The sight of a group of children dancing happily to live music never gets old. And when those kids have been diagnosed with a genetic disorder called neurofibromatosis type 1 (NF1), and exposure to jazz has proven to have a positive factor in their therapy, the joy factor skyrockets. NF1, which can cause a litany of problems, affects one in 2,500 to 3,000 people of all ages—it’s more common than muscular dystrophy. In young children, it can lead to numerous medical, motor and learning issues, as well as problems with socialization. Traditional therapies can help, but for many kids, they’re not enough.
That’s where Dr.
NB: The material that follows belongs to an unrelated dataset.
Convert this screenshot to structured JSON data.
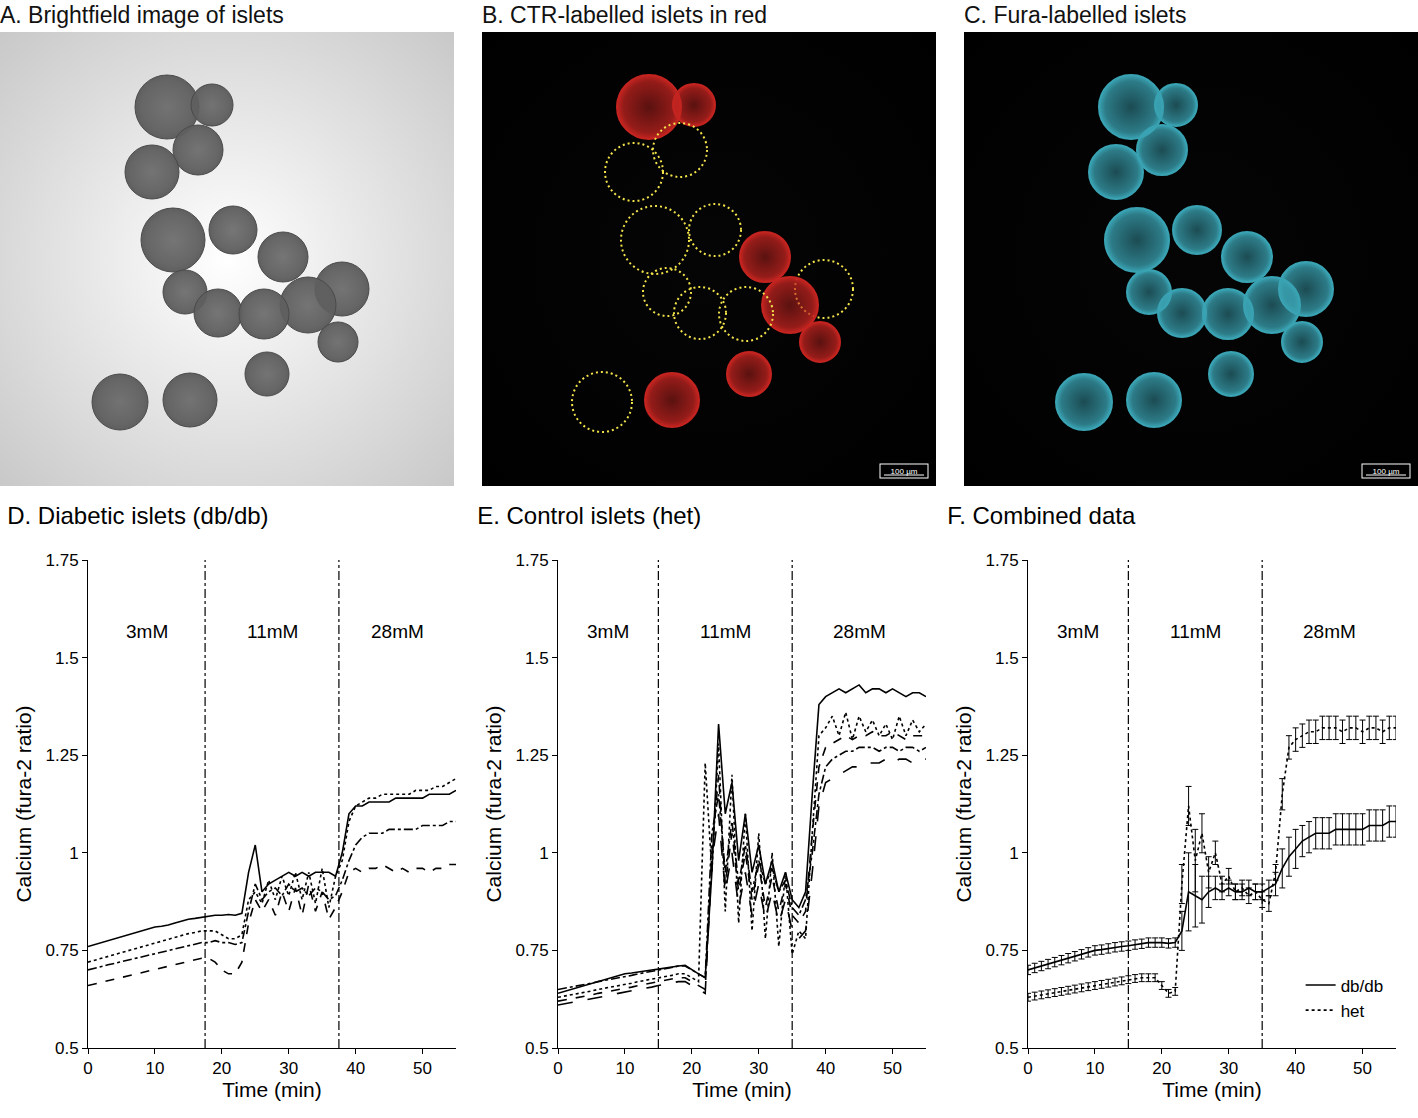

David Gutmann comes in. A professor of neurology and director of the Washington University Neurofibromatosis (NF) Center in St. Louis, Mo., Dr. Gutmann and his team, in tandem with St. Louis Children’s Hospital and Jazz St. Louis, two years ago created Beat NF, a therapy program that uses live jazz to treat toddlers with NF1, for which there is no known cure as yet.
“We noticed that kids that have NF1 require a multidisciplinary approach,” he says, “and we needed to bring a number of different ideas and approaches to bear. The reason that we decided to use jazz is that the beat established in jazz provides a framework for us to begin to address movement and timing and attention, things that are really problematic for these young kids. The live interaction helps them make connections. It provides visual cues and a more interactive experience.”
Why jazz? “Jazz and medicine share a bunch of common principles,” Dr. Gutmann says. “One is improvisation and the other is collaboration. What we do all the time with our kids, particularly our young kids, is try to solve medical problems with information and tools that are immediately at hand, as you try to do when you’re onstage improvising. We don’t always have all the information. We don’t always have the most advanced tools at any one time. We have what we have and we apply that to the situations that we’re dealing with.”
The toddlers, of course, do not know they are hearing jazz played by area pro musicians. For them it’s just fun to respond to music, which is always performed live, never in recorded form. But for many of the children, it’s their first exposure to live music of any kind, and thus the therapeutic process also becomes a teaching moment. They even get to join in. “They’re mesmerized,” says Dr. Gutmann. “And the inclusion of [specialized educational] instruments, where you actually can’t play a wrong note, allows them to become further engaged. It’s the same sort of feedback that we get in a live jazz concert. You get to see how the music is made, how the fingering of the piano actually produces music, what’s happening with the innards of the piano. The kids are fascinated by that.”
Dr. Gutmann says that the program, which uses “kid-friendly jazz, nothing too extreme,” has produced measurable results. “The more you activate parts of the brain, the more the kids become functional and new connections are made. It could be healing in that respect.” Jazz, with its pronounced rhythms, seems to have a more noticeable effect than other genres of music. “We can vary the music in terms of speed and tailor it to just the right challenge for these kids,” he says.
He hopes to expand the program within St. Louis at first, but eventually it could be used in other locations, and could possibly be applied to other conditions, including cerebral palsy and autism.